Christian and Jewish Acceptance ?

In my experience, neither Christians nor Jews  think very much about this subject. Most have never heard that Celts are really Israelites so the news that Jews and Celts are cousins comes as a bit of a shock. Of the few people who have shown serious interest, most have opinions conditioned by their cultures, but few have actually studied the subject even a tiny bit. Some Christians and Jews automatically disagree with this history as a knee-jerk reaction.

Hard line Roman Catholics seem uniformly adamant that there is nothing here to contemplate. These ideas violate the "traditions" of that church thus cannot even be examined.

Mainline Protestant Clergy often seem fearful of exploring these ideas since they were quickly and shallowly written off in their Seminaries as "British Israelism". The intellectual courage to explore new archeological and historical evidence in the light of Biblical prophesy seems absent. Narrow tradition rules.

Secular and Reformed Jews react the most noisily as though their very being and culture are threatened. But they have a uniformly poor Biblical background, conditioned instead by their ethnic culture, political Liberalism, and secular Humanism. Orthodox Jews are generally interested at least, and many are knowledgeable about the Torah. It is among them that I find the best reception and have the most enjoyable discussions.

It is after all all, virtually impossible to seriously disagree with the Biblical history recalled in the first 5 paragraphs at and in paragraph 8. They are merely a recitation of common Bible history ready to be stipulated in order to narrow the discussion. Agreement on such basics is a huge step towards a common understanding and in focusing the few real issues involved.

That leaves paragraph 6 to address the Northern Kingdom Israelites not being assimilated into the South or elsewhere and not disappearing from the face of the earth; plus those other Israelites who left Egypt prior to the Exodus and others who left before the Assyrian captivity.

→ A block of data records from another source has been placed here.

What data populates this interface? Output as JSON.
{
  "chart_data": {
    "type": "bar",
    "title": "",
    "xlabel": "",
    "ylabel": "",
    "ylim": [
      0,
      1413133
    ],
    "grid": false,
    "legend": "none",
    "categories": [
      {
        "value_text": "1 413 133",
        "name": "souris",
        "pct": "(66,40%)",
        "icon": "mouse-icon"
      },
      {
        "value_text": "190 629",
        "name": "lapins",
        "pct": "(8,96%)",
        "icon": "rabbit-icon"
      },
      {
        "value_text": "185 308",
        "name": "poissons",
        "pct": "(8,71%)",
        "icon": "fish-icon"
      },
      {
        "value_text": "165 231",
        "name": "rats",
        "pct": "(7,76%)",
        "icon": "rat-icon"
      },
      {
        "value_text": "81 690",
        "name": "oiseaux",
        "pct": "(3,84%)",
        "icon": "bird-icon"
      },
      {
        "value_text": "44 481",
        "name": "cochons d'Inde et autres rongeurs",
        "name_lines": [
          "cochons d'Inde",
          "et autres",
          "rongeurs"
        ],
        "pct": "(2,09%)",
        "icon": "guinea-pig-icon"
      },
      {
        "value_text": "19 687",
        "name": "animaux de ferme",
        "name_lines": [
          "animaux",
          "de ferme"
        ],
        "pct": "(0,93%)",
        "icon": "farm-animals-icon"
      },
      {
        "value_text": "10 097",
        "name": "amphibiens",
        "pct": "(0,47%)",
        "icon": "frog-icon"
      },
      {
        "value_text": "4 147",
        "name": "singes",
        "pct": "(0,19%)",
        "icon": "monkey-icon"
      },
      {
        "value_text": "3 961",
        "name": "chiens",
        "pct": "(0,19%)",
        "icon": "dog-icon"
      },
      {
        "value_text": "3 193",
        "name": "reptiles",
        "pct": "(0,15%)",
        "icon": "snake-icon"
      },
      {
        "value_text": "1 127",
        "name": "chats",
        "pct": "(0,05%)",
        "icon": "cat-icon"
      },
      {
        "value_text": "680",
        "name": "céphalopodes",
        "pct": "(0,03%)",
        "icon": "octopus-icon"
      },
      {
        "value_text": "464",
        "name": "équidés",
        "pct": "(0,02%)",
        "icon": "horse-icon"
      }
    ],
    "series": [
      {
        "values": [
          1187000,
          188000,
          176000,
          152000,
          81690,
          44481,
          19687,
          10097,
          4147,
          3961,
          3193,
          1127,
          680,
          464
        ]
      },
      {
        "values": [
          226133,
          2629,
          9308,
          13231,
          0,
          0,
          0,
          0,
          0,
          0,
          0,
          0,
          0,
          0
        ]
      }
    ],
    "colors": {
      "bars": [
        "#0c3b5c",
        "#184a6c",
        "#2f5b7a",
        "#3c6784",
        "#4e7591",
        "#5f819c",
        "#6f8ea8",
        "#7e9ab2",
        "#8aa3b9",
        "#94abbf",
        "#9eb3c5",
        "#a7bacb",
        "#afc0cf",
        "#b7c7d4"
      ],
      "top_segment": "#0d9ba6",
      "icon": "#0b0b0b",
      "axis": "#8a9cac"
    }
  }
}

Paragraph 7 flows naturally from paragraph 6, and the broader issues of Celtic history are focused for discussion. The abundant supporting historical and archeological evidence plus Biblical analysis can now become the center of serious dialogue.

Most mainline Christians have never heard of these subjects and their response is often a mixture of disbelief and boredom. Since neither Catholics nor Protestants read the Bible very much, at least not the Old Testament, they are at a loss to quote even the first verse of Genesis. But that lack of Old Testament background sometimes manifests itself as an intellectual curiosity unburdened by the need for a lot of "unlearning" before new learning can take place.

Many Fundamentalist Christians I've encountered are more inclined to preach than to discuss, and their listening is more like just waiting their turn to talk. "Talking" can quickly escalate into a confrontation with someone who has memorized the question and answer manual for cold calling at the door. A quick canned answer often substitutes for a reasoned one, and the prospects for engaging in sincere intellectual dialogue are remote.  Yet others are quick to see how the evidence fits in and become very supportive.

Both Mainline and Fundamentalist Christians are preoccupied with the New Testament, having frozen any hazy Old Testament concepts into a few simple Sunday School stories about good and evil. That makes serious discussion difficult without a lot of remedial catching up. 

Messianic Jews are very supportive and Bible literate. Orthodox Rabbis are by far the best informed Old Testament Clergy and are generally open minded and even supportive of some or all these historical ideas, but most feel unable to "go public" at this time. Hopefully that will change.

An increasing number of open minded Christians and Jews agree there is something here worth exploring. The simple idea that the huge Northern Kingdom did not really disappear or assimilate is intriguing, and with a little background study it intuitively rings true. When this bright light shines on the Bible, old shadows disappear and a whole new dimension of understanding and promise beckons us.